In other instances, the department needs Congress to approve new authorities and financing for training and surveillance equipment. In January, the State Department proposed legislation that would allow future investigative bodies to recommend disciplinary action based on demonstrated poor leadership during security incidents.

As part of the $1.4 billion Congress approved this year, $553 million will go to recruiting, training and deploying about 350 Marine security guards to two dozen high-risk embassies in places like Afghanistan, Iraq, Yemen and Kenya. The first 90 additional Marine guards are expected to arrive by the end of the year, State Department officials said. Currently, there are about 1,200 Marine guards in more than 130 countries.

In addition to more Marines, who are mainly responsible for securing classified material in the diplomatic posts, the State Department also created 151 new diplomatic security positions; 48 are expected to begin in July, and another 48 are planned to begin in early September.

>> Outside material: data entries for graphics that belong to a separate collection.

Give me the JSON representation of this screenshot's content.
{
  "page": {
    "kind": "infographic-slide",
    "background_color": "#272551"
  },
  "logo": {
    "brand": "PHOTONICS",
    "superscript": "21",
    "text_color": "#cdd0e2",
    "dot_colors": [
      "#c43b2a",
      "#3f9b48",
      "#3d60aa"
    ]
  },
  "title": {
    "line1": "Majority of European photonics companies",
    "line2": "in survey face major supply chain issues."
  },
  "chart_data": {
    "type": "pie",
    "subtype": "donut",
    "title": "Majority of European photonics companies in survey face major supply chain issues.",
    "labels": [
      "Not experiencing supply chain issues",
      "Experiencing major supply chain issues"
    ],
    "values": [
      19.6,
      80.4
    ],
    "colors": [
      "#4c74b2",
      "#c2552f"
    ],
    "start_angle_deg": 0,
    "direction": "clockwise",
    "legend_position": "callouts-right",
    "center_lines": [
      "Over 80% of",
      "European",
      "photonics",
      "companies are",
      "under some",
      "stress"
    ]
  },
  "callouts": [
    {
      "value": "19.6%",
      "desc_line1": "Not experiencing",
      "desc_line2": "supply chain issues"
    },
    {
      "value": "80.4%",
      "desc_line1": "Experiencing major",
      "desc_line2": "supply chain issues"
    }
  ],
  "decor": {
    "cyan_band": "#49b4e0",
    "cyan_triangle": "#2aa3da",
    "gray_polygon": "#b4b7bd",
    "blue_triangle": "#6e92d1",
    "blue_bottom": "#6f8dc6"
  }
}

In addition, the department has improved and expanded efforts to upgrade language capacity, especially Arabic, among American employees, including diplomatic security agents. The department is seeking $2 million from Congress to start a two-year training course. In the meantime, a 12-week introductory class for diplomatic security agents begins Oct. 1.

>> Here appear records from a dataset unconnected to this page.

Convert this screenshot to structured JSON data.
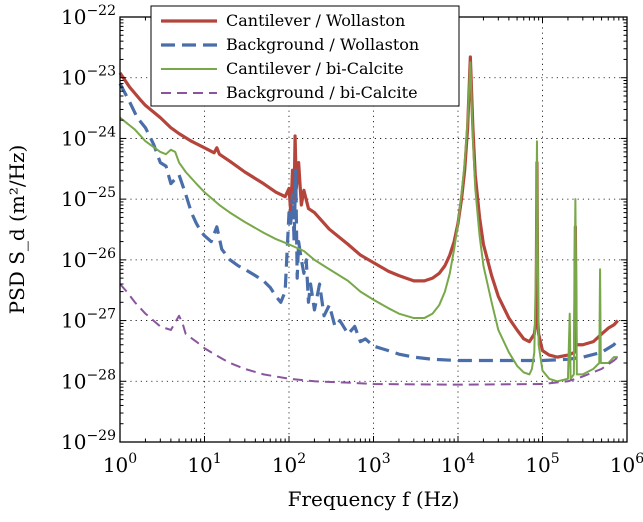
{
  "chart_data": {
    "type": "line",
    "xscale": "log",
    "yscale": "log",
    "xlim": [
      1,
      1000000
    ],
    "ylim": [
      1e-29,
      1e-22
    ],
    "grid": true,
    "legend_position": "top-center",
    "xlabel": "Frequency f (Hz)",
    "ylabel": "PSD S_d (m²/Hz)",
    "x_ticks": [
      {
        "value": 1,
        "base": "10",
        "exp": "0"
      },
      {
        "value": 10,
        "base": "10",
        "exp": "1"
      },
      {
        "value": 100,
        "base": "10",
        "exp": "2"
      },
      {
        "value": 1000,
        "base": "10",
        "exp": "3"
      },
      {
        "value": 10000,
        "base": "10",
        "exp": "4"
      },
      {
        "value": 100000,
        "base": "10",
        "exp": "5"
      },
      {
        "value": 1000000,
        "base": "10",
        "exp": "6"
      }
    ],
    "y_ticks": [
      {
        "value": 1e-29,
        "base": "10",
        "exp": "−29"
      },
      {
        "value": 1e-28,
        "base": "10",
        "exp": "−28"
      },
      {
        "value": 1e-27,
        "base": "10",
        "exp": "−27"
      },
      {
        "value": 1e-26,
        "base": "10",
        "exp": "−26"
      },
      {
        "value": 1e-25,
        "base": "10",
        "exp": "−25"
      },
      {
        "value": 1e-24,
        "base": "10",
        "exp": "−24"
      },
      {
        "value": 1e-23,
        "base": "10",
        "exp": "−23"
      },
      {
        "value": 1e-22,
        "base": "10",
        "exp": "−22"
      }
    ],
    "series": [
      {
        "name": "Cantilever / Wollaston",
        "color": "#b5443a",
        "line_style": "solid",
        "line_width": 3.2,
        "points": [
          [
            1,
            1.2e-23
          ],
          [
            1.3,
            7e-24
          ],
          [
            1.7,
            4.5e-24
          ],
          [
            2,
            3.5e-24
          ],
          [
            3,
            2.2e-24
          ],
          [
            4,
            1.5e-24
          ],
          [
            5,
            1.2e-24
          ],
          [
            7,
            9e-25
          ],
          [
            10,
            7e-25
          ],
          [
            13,
            5.8e-25
          ],
          [
            14,
            7e-25
          ],
          [
            15,
            5.5e-25
          ],
          [
            20,
            4.2e-25
          ],
          [
            30,
            2.8e-25
          ],
          [
            50,
            1.8e-25
          ],
          [
            70,
            1.3e-25
          ],
          [
            90,
            1.1e-25
          ],
          [
            100,
            1.5e-25
          ],
          [
            105,
            6e-26
          ],
          [
            110,
            3e-25
          ],
          [
            115,
            1e-25
          ],
          [
            118,
            1.1e-24
          ],
          [
            122,
            1.5e-25
          ],
          [
            130,
            4e-25
          ],
          [
            140,
            8e-26
          ],
          [
            150,
            1.4e-25
          ],
          [
            170,
            7e-26
          ],
          [
            200,
            6e-26
          ],
          [
            300,
            3.2e-26
          ],
          [
            500,
            1.8e-26
          ],
          [
            700,
            1.2e-26
          ],
          [
            1000,
            9e-27
          ],
          [
            1500,
            6.5e-27
          ],
          [
            2000,
            5.5e-27
          ],
          [
            3000,
            4.5e-27
          ],
          [
            4000,
            4.5e-27
          ],
          [
            5000,
            5e-27
          ],
          [
            6000,
            6e-27
          ],
          [
            7000,
            8e-27
          ],
          [
            8000,
            1.2e-26
          ],
          [
            9000,
            2e-26
          ],
          [
            10000,
            4e-26
          ],
          [
            11000,
            1e-25
          ],
          [
            12000,
            3e-25
          ],
          [
            13000,
            1.5e-24
          ],
          [
            14000,
            2.2e-23
          ],
          [
            15000,
            1.5e-24
          ],
          [
            16000,
            2.5e-25
          ],
          [
            18000,
            5e-26
          ],
          [
            20000,
            1.8e-26
          ],
          [
            25000,
            5.5e-27
          ],
          [
            30000,
            2.5e-27
          ],
          [
            40000,
            1.1e-27
          ],
          [
            50000,
            7e-28
          ],
          [
            60000,
            5e-28
          ],
          [
            70000,
            4.5e-28
          ],
          [
            80000,
            6e-28
          ],
          [
            84000,
            1e-27
          ],
          [
            86000,
            4e-25
          ],
          [
            88000,
            1e-27
          ],
          [
            90000,
            6e-28
          ],
          [
            100000,
            3.2e-28
          ],
          [
            120000,
            2.7e-28
          ],
          [
            150000,
            2.5e-28
          ],
          [
            200000,
            2.7e-28
          ],
          [
            240000,
            3e-28
          ],
          [
            245000,
            3.5e-26
          ],
          [
            250000,
            4e-28
          ],
          [
            300000,
            4e-28
          ],
          [
            400000,
            4.5e-28
          ],
          [
            500000,
            6e-28
          ],
          [
            600000,
            7.5e-28
          ],
          [
            700000,
            8.5e-28
          ],
          [
            780000,
            1e-27
          ]
        ]
      },
      {
        "name": "Background / Wollaston",
        "color": "#4a6ea9",
        "line_style": "dashed",
        "line_width": 3.2,
        "points": [
          [
            1,
            8e-24
          ],
          [
            1.3,
            4e-24
          ],
          [
            1.6,
            2.2e-24
          ],
          [
            2,
            1.5e-24
          ],
          [
            2.5,
            8e-25
          ],
          [
            3,
            4e-25
          ],
          [
            3.5,
            3.5e-25
          ],
          [
            4,
            1.8e-25
          ],
          [
            5,
            2.5e-25
          ],
          [
            6,
            1.2e-25
          ],
          [
            7,
            6e-26
          ],
          [
            8,
            4e-26
          ],
          [
            9,
            3e-26
          ],
          [
            10,
            2.5e-26
          ],
          [
            12,
            2e-26
          ],
          [
            14,
            3.5e-26
          ],
          [
            16,
            1.5e-26
          ],
          [
            20,
            1e-26
          ],
          [
            25,
            8e-27
          ],
          [
            30,
            7e-27
          ],
          [
            40,
            5.5e-27
          ],
          [
            50,
            4.5e-27
          ],
          [
            60,
            3.5e-27
          ],
          [
            70,
            2.5e-27
          ],
          [
            80,
            2e-27
          ],
          [
            90,
            3e-27
          ],
          [
            100,
            6e-26
          ],
          [
            105,
            4e-26
          ],
          [
            110,
            1.2e-25
          ],
          [
            115,
            2e-26
          ],
          [
            120,
            3e-25
          ],
          [
            125,
            5e-27
          ],
          [
            130,
            2e-26
          ],
          [
            140,
            1e-26
          ],
          [
            150,
            6e-27
          ],
          [
            160,
            1e-26
          ],
          [
            170,
            2e-27
          ],
          [
            180,
            4e-27
          ],
          [
            200,
            1.5e-27
          ],
          [
            230,
            4e-27
          ],
          [
            260,
            1.2e-27
          ],
          [
            300,
            1.8e-27
          ],
          [
            350,
            8e-28
          ],
          [
            400,
            1e-27
          ],
          [
            500,
            6e-28
          ],
          [
            600,
            8e-28
          ],
          [
            700,
            4.5e-28
          ],
          [
            800,
            5e-28
          ],
          [
            1000,
            3.8e-28
          ],
          [
            1500,
            3.2e-28
          ],
          [
            2000,
            2.8e-28
          ],
          [
            3000,
            2.5e-28
          ],
          [
            5000,
            2.3e-28
          ],
          [
            10000,
            2.2e-28
          ],
          [
            20000,
            2.2e-28
          ],
          [
            50000,
            2.2e-28
          ],
          [
            100000,
            2.2e-28
          ],
          [
            200000,
            2.3e-28
          ],
          [
            300000,
            2.5e-28
          ],
          [
            500000,
            3e-28
          ],
          [
            700000,
            4e-28
          ],
          [
            800000,
            5e-28
          ]
        ]
      },
      {
        "name": "Cantilever / bi-Calcite",
        "color": "#78a84a",
        "line_style": "solid",
        "line_width": 2,
        "points": [
          [
            1,
            2.2e-24
          ],
          [
            1.5,
            1.4e-24
          ],
          [
            2,
            9e-25
          ],
          [
            3,
            6e-25
          ],
          [
            3.5,
            5.5e-25
          ],
          [
            4,
            6.5e-25
          ],
          [
            4.5,
            6e-25
          ],
          [
            5,
            4e-25
          ],
          [
            6,
            2.8e-25
          ],
          [
            8,
            1.8e-25
          ],
          [
            10,
            1.3e-25
          ],
          [
            15,
            8e-26
          ],
          [
            20,
            6e-26
          ],
          [
            30,
            4.2e-26
          ],
          [
            50,
            2.8e-26
          ],
          [
            70,
            2.2e-26
          ],
          [
            100,
            1.8e-26
          ],
          [
            150,
            1.4e-26
          ],
          [
            200,
            1e-26
          ],
          [
            300,
            7e-27
          ],
          [
            500,
            4.5e-27
          ],
          [
            700,
            3e-27
          ],
          [
            1000,
            2.2e-27
          ],
          [
            1500,
            1.6e-27
          ],
          [
            2000,
            1.3e-27
          ],
          [
            3000,
            1.1e-27
          ],
          [
            4000,
            1.1e-27
          ],
          [
            5000,
            1.3e-27
          ],
          [
            6000,
            1.8e-27
          ],
          [
            7000,
            3e-27
          ],
          [
            8000,
            6e-27
          ],
          [
            9000,
            1.5e-26
          ],
          [
            10000,
            4e-26
          ],
          [
            11000,
            1.2e-25
          ],
          [
            12000,
            4e-25
          ],
          [
            13000,
            2e-24
          ],
          [
            14000,
            1.8e-23
          ],
          [
            15000,
            1e-24
          ],
          [
            16000,
            1.5e-25
          ],
          [
            18000,
            2.5e-26
          ],
          [
            20000,
            8e-27
          ],
          [
            25000,
            2e-27
          ],
          [
            30000,
            7e-28
          ],
          [
            40000,
            3e-28
          ],
          [
            50000,
            1.8e-28
          ],
          [
            60000,
            1.4e-28
          ],
          [
            70000,
            1.3e-28
          ],
          [
            75000,
            1.6e-28
          ],
          [
            80000,
            3e-28
          ],
          [
            84000,
            1e-26
          ],
          [
            86000,
            9e-25
          ],
          [
            88000,
            1e-26
          ],
          [
            90000,
            4e-28
          ],
          [
            100000,
            1.5e-28
          ],
          [
            120000,
            1.1e-28
          ],
          [
            150000,
            1e-28
          ],
          [
            200000,
            1.1e-28
          ],
          [
            210000,
            1.3e-27
          ],
          [
            215000,
            1.1e-28
          ],
          [
            235000,
            1.3e-28
          ],
          [
            245000,
            1e-25
          ],
          [
            255000,
            1.3e-28
          ],
          [
            300000,
            1.3e-28
          ],
          [
            400000,
            1.6e-28
          ],
          [
            470000,
            2e-28
          ],
          [
            480000,
            7e-27
          ],
          [
            490000,
            2e-28
          ],
          [
            550000,
            2e-28
          ],
          [
            600000,
            2e-28
          ],
          [
            700000,
            2.5e-28
          ],
          [
            780000,
            2.5e-28
          ]
        ]
      },
      {
        "name": "Background / bi-Calcite",
        "color": "#8a559e",
        "line_style": "dashed",
        "line_width": 2,
        "points": [
          [
            1,
            4e-27
          ],
          [
            1.2,
            3e-27
          ],
          [
            1.5,
            2e-27
          ],
          [
            2,
            1.3e-27
          ],
          [
            3,
            8e-28
          ],
          [
            4,
            7e-28
          ],
          [
            5,
            1.2e-27
          ],
          [
            5.5,
            9e-28
          ],
          [
            6,
            6e-28
          ],
          [
            8,
            4.5e-28
          ],
          [
            10,
            3.5e-28
          ],
          [
            15,
            2.5e-28
          ],
          [
            20,
            2e-28
          ],
          [
            30,
            1.6e-28
          ],
          [
            50,
            1.3e-28
          ],
          [
            70,
            1.2e-28
          ],
          [
            100,
            1.1e-28
          ],
          [
            200,
            1e-28
          ],
          [
            500,
            9.5e-29
          ],
          [
            1000,
            9e-29
          ],
          [
            10000,
            8.8e-29
          ],
          [
            100000,
            9e-29
          ],
          [
            200000,
            1e-28
          ],
          [
            300000,
            1.2e-28
          ],
          [
            500000,
            1.6e-28
          ],
          [
            700000,
            2.2e-28
          ],
          [
            780000,
            2.5e-28
          ]
        ]
      }
    ]
  }
}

Beyond the recommendations outlined in the panel’s report, the administration is taking other steps to address shortcomings in security.

The Pentagon is revamping its quick-response forces around the globe to respond faster to crises like the one in Benghazi. The independent investigation determined that military intervention would not have prevented the deaths of the Americans there, but lawmakers from both parties have expressed anger that the military was caught flat-footed.

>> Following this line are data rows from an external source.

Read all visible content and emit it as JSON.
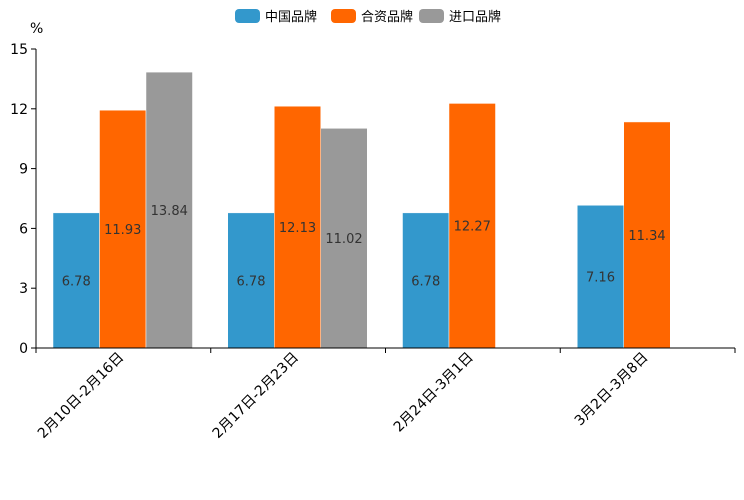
{
  "chart_data": {
    "type": "bar",
    "unit_label": "%",
    "categories": [
      "2月10日-2月16日",
      "2月17日-2月23日",
      "2月24日-3月1日",
      "3月2日-3月8日"
    ],
    "series": [
      {
        "name": "中国品牌",
        "color": "#3398CC",
        "values": [
          6.78,
          6.78,
          6.78,
          7.16
        ]
      },
      {
        "name": "合资品牌",
        "color": "#FF6600",
        "values": [
          11.93,
          12.13,
          12.27,
          11.34
        ]
      },
      {
        "name": "进口品牌",
        "color": "#999999",
        "values": [
          13.84,
          11.02,
          null,
          null
        ]
      }
    ],
    "ylim": [
      0,
      15
    ],
    "yticks": [
      0,
      3,
      6,
      9,
      12,
      15
    ],
    "legend_position": "top-center",
    "grid": false,
    "data_labels": true
  }
}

As the first part of this overall plan, the Marines are sending a special 500-member combat team to Spain that will be ready to deploy on six hours’ notice to hot spots in Africa and the Mediterranean.

The corps is also creating a group of 120 Marines based in Quantico, Va., which by the end of the summer will be able to send teams of 10 to 12 Marines on short notice to embassies and consulates to reinforce the Marines stationed there.

Finally, the review panel sharply criticized “systemic failures” as well as “leadership and management deficiencies” within divisions of the State Department. As a result, four department officials who dealt with security issues were removed from their jobs and placed on administrative leave. Jen Psaki, a department spokeswoman, said last week that Mr. Kerry will decide their fates soon.

“None of these individuals identified by the Accountability Review Board are in the positions held prior to the report’s release and at the time of the attack,” Ms. Psaki told reporters on Thursday.

That action has left several House and Senate Republicans dissatisfied that the review panel failed to hold any senior State Department officials accountable, and failed to question Secretary of State Hillary Rodham Clinton when it presented her with its preliminary findings late last year.

“While the administration’s solution is just to spend more money,” said Senator Bob Corker of Tennessee, the senior Republican on the Foreign Relations Committee, “it is clear that correcting these failures requires accountability and changing a culture at the State Department that failed to prioritize resources despite repeated warnings and pleas for additional security.”

Steven Lee Myers contributed reporting.